Guardo minha música preferida em duas memórias. A do celular e a do cérebro. Posso ouvir David Byrne no fone de ouvido ou na mente, usando a memória. Essas duas memórias são muito diferentes. Uma é conhecida, a outra é um mistério.

Fernando Reinach, O Estado de S. Paulo

19 Setembro 2015 | 07h01

Sabemos como a música está guardada em nosso celular. Estruturas físicas presentes nos chips de memória são modificadas para guardar cada bit de música. A memória dessa música está guardada em nosso cérebro, mas não sabemos em qual estrutura física nem como essa estrutura física se modifica ao estocar a música. Agora, pela primeira vez, um experimento demonstrou diretamente como isso ocorre.
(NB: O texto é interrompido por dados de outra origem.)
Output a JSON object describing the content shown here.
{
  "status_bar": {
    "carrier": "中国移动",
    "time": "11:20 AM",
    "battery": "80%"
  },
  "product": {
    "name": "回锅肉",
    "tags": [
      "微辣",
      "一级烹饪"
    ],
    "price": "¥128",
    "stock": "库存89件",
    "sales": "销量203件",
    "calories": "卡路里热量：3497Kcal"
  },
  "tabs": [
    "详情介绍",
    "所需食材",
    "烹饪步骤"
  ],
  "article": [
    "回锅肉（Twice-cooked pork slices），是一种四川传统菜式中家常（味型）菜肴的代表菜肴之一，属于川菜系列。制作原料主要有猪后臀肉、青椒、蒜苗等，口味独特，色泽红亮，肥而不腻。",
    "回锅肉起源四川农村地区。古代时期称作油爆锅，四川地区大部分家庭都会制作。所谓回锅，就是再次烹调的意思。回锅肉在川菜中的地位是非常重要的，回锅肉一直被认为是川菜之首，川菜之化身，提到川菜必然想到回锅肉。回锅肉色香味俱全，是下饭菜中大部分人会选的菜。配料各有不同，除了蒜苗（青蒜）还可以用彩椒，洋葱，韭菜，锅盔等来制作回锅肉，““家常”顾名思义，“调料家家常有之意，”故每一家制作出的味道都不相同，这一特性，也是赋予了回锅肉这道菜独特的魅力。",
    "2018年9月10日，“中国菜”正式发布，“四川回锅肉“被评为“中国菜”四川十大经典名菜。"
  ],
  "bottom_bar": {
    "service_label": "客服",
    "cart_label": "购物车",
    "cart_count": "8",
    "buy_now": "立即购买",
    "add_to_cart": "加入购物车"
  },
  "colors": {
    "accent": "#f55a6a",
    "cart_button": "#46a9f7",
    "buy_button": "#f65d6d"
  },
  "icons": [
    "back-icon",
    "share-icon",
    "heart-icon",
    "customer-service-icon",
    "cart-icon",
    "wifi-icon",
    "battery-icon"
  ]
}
Amarre o cinto.

Na última década, ficou claro que as memórias são guardadas nas interações entre neurônios. Vários experimentos demonstram que redes que interligam neurônios se modificam ao estocar memórias. Um lindo exemplo são os pianistas. A área do cérebro que controla o movimento dos dedos aumenta à medida que eles aprendem a tocar. Nos grandes pianistas essa área é muito maior do que a de reles mortais. Mas até agora não tinha sido possível demonstrar que a memória estava estocada nesses circuitos. Para isso é necessário mostrar que os circuitos surgem com a memória e, quando são desativados, a memória é apagada. Foi exatamente isso que foi demonstrado em um experimento complexo do ponto de vista técnico, mas fácil de entender.

Os cientistas construíram um pedaço de DNA que tem três características principais. Primeiro, ele se acumula rapidamente nos “brotos” de neurônios. O número desses brotos aumenta muito quando a ligação entre dois neurônios aumenta e se formam novos circuitos. Eles são as estruturas físicas que possibilitam a formação de novos circuitos no cérebro. Além disso, esse pedaço de DNA produz uma proteína fluorescente que emite luz quando estimulado por um laser vermelho. Isso permite que se observe dentro do cérebro onde esses brotos estão aparecendo ou desaparecendo. E, finalmente, esse pedaço de DNA produz uma outra proteína que, iluminada por um laser azul, é capaz de destruir esses “brotos” de neurônios.

Os cientistas operaram camundongos e instalaram na região do cérebro que controla os movimentos das patas duas fibras ópticas. Uma ligada a um laser azul e outra a um laser vermelho. Também foi instalado uma espécie de minimicroscópio capaz de tirar fotografias das células dessa região do cérebro. Finalmente, injetaram o pedaço de DNA no cérebro dos camundongos. Após a cirurgia, os camundongos se recuperaram e voltaram a viver felizes nas suas gaiolas. Como todo camundongo, esses não sabiam se equilibrar sobre um cilindro rotatório (como uma pessoa andando sobre um tronco boiando em um rio). Quando colocados sobre um cilindro rotatório, eles, aos poucos, foram aprendendo a se equilibrar. Enquanto aprendiam, os cientistas, iluminando a região do cérebro que controla o equilíbrio do camundongo com a luz vermelha, puderam observar que o número de “brotos” de neurônios ia aumentando. À medida que o camundongo aprendia a se equilibrar e guardava esse conhecimento no seu córtex motor, novos circuitos eram formados no seu cérebro. No fim dessa etapa, os camundongo tinham um monte de “brotos” e também eram exímios equilibristas.

Aí os cientistas fizeram uma maldade. Ligaram a luz azul, que ativa uma proteína que destrói os “brotos” recém-formados. E foi tiro e queda. À medida que os “brotos” recém-formados eram destruídos, os camundongos perdiam a capacidade de se equilibrar sobre o cilindro. A memória desse aprendizado havia sido seletivamente apagada do cérebro.

Esse é o primeiro experimento que demonstra que os “brotos” criados durante a formação de uma memória nova são necessários para a manutenção dessa memória. Da mesma maneira que um transistor muda de um estado para o outro ao guardar uma pequena parte de nossa música no chip de um celular, e volta ao estado original quando essa música é apagada, esses “brotos” minúsculos de neurônios se formam quando uma nova memória é estocada no cérebro e desaparecem quando ela é apagada.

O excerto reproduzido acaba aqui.